Monday, February 14, 2011

Regulation vs. Innovation: What is the answer to climate change?


Blog post based on Cap ad Trade is Dead. Now What? by Brian Walsh published in Good Magazine, Winter 2011.

Copenhagen was overall disappointing for the environmentalists and the people hoping to obtain a binding treaty that could help the world reduce carbon emissions. According to Brian Walsh, writer for Time's environment, it failed just like cap and trade failed this year in the US. The following quote explains it:

The idea that- in order to respond to our very real climate and energy challenges, we should set a pollution limit and then ratchet that limit down to a politically safe level- was always doomed.”

The author explains that the major problem with the cap and trade system is that it always sets an economic loser. We can make goods more expensive to pay for the cap and trade system but we will be at an economic disadvantage to others that do not participate in the system and can thereby sell the same goods cheaper.
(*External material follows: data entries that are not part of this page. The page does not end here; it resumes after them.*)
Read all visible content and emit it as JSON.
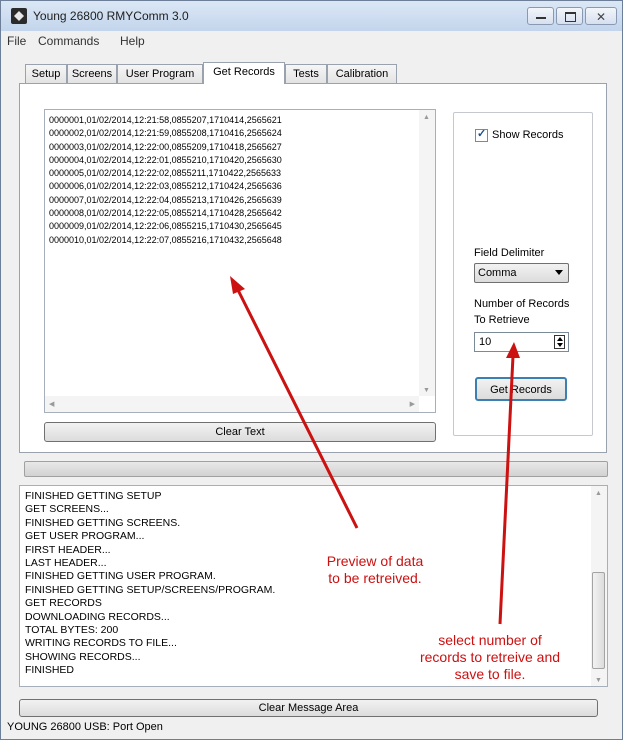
{
  "window": {
    "title": "Young 26800 RMYComm 3.0"
  },
  "menu": [
    "File",
    "Commands",
    "Help"
  ],
  "tabs": [
    {
      "label": "Setup",
      "active": false
    },
    {
      "label": "Screens",
      "active": false
    },
    {
      "label": "User Program",
      "active": false
    },
    {
      "label": "Get Records",
      "active": true
    },
    {
      "label": "Tests",
      "active": false
    },
    {
      "label": "Calibration",
      "active": false
    }
  ],
  "records": [
    "0000001,01/02/2014,12:21:58,0855207,1710414,2565621",
    "0000002,01/02/2014,12:21:59,0855208,1710416,2565624",
    "0000003,01/02/2014,12:22:00,0855209,1710418,2565627",
    "0000004,01/02/2014,12:22:01,0855210,1710420,2565630",
    "0000005,01/02/2014,12:22:02,0855211,1710422,2565633",
    "0000006,01/02/2014,12:22:03,0855212,1710424,2565636",
    "0000007,01/02/2014,12:22:04,0855213,1710426,2565639",
    "0000008,01/02/2014,12:22:05,0855214,1710428,2565642",
    "0000009,01/02/2014,12:22:06,0855215,1710430,2565645",
    "0000010,01/02/2014,12:22:07,0855216,1710432,2565648"
  ],
  "clear_text_label": "Clear Text",
  "options": {
    "show_records_label": "Show Records",
    "show_records_checked": true,
    "field_delimiter_label": "Field Delimiter",
    "field_delimiter_value": "Comma",
    "num_records_label_1": "Number of Records",
    "num_records_label_2": "To Retrieve",
    "num_records_value": "10",
    "get_records_label": "Get Records"
  },
  "messages": [
    "FINISHED GETTING SETUP",
    "GET SCREENS...",
    "FINISHED GETTING SCREENS.",
    "GET USER PROGRAM...",
    "FIRST HEADER...",
    "LAST HEADER...",
    "FINISHED GETTING USER PROGRAM.",
    "FINISHED GETTING SETUP/SCREENS/PROGRAM.",
    "GET RECORDS",
    "DOWNLOADING RECORDS...",
    "TOTAL BYTES: 200",
    "WRITING RECORDS TO FILE...",
    "SHOWING RECORDS...",
    "FINISHED"
  ],
  "clear_message_label": "Clear Message Area",
  "status": "YOUNG 26800 USB: Port Open",
  "annotations": {
    "preview": [
      "Preview of data",
      "to be retreived."
    ],
    "select": [
      "select number of",
      "records to retreive and",
      "save to file."
    ]
  },
  "colors": {
    "annotation": "#cc1111",
    "focus_button": "#3c7fb1"
  },
  "icons": {
    "window_minimize": "minimize-icon",
    "window_maximize": "maximize-icon",
    "window_close": "close-icon",
    "app": "app-icon"
  }
}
The idea behind cap and trade is to create an incentive for alternative energy. While I don’t want to assume that it’s totally unworthy, I can see how it might never work in a worldwide model.  The article mentions how difficult it is for poorer countries to invest in a system that reduces carbon emissions when they are still developing and don’t always have access to reliable sources of energy.
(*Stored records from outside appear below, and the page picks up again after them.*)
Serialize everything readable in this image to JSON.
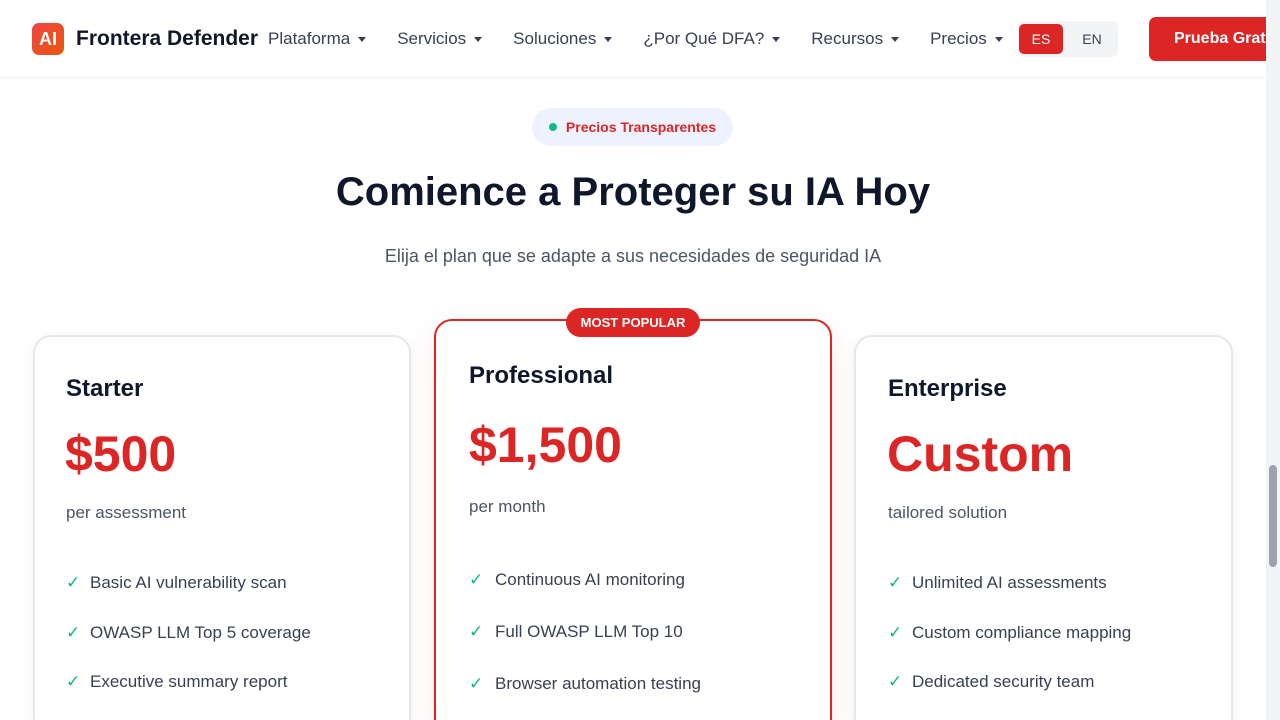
{
  "header": {
    "logo_text": "AI",
    "brand": "Frontera Defender",
    "nav": [
      "Plataforma",
      "Servicios",
      "Soluciones",
      "¿Por Qué DFA?",
      "Recursos",
      "Precios"
    ],
    "lang_es": "ES",
    "lang_en": "EN",
    "cta": "Prueba Gratis"
  },
  "hero": {
    "pill": "Precios Transparentes",
    "title": "Comience a Proteger su IA Hoy",
    "subtitle": "Elija el plan que se adapte a sus necesidades de seguridad IA"
  },
  "plans": [
    {
      "name": "Starter",
      "price": "$500",
      "period": "per assessment",
      "features": [
        "Basic AI vulnerability scan",
        "OWASP LLM Top 5 coverage",
        "Executive summary report"
      ]
    },
    {
      "badge": "MOST POPULAR",
      "name": "Professional",
      "price": "$1,500",
      "period": "per month",
      "features": [
        "Continuous AI monitoring",
        "Full OWASP LLM Top 10",
        "Browser automation testing"
      ]
    },
    {
      "name": "Enterprise",
      "price": "Custom",
      "period": "tailored solution",
      "features": [
        "Unlimited AI assessments",
        "Custom compliance mapping",
        "Dedicated security team"
      ]
    }
  ],
  "colors": {
    "accent": "#dc2626",
    "check": "#10b981",
    "text_dark": "#0f172a",
    "text_muted": "#4b5563"
  },
  "icons": {
    "check": "checkmark-icon",
    "caret": "chevron-down-icon"
  }
}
The important point that the author makes in the article is that it’s not regulation and policy that can now “manage” carbon emissions but innovation. He argues that the money should be spent on research to find better and cheaper forms of green energy.  I particularly like the author’s idea to put a small tax on carbon in order to finance research into green energy. So is the answer innovation with a small dose of regulation?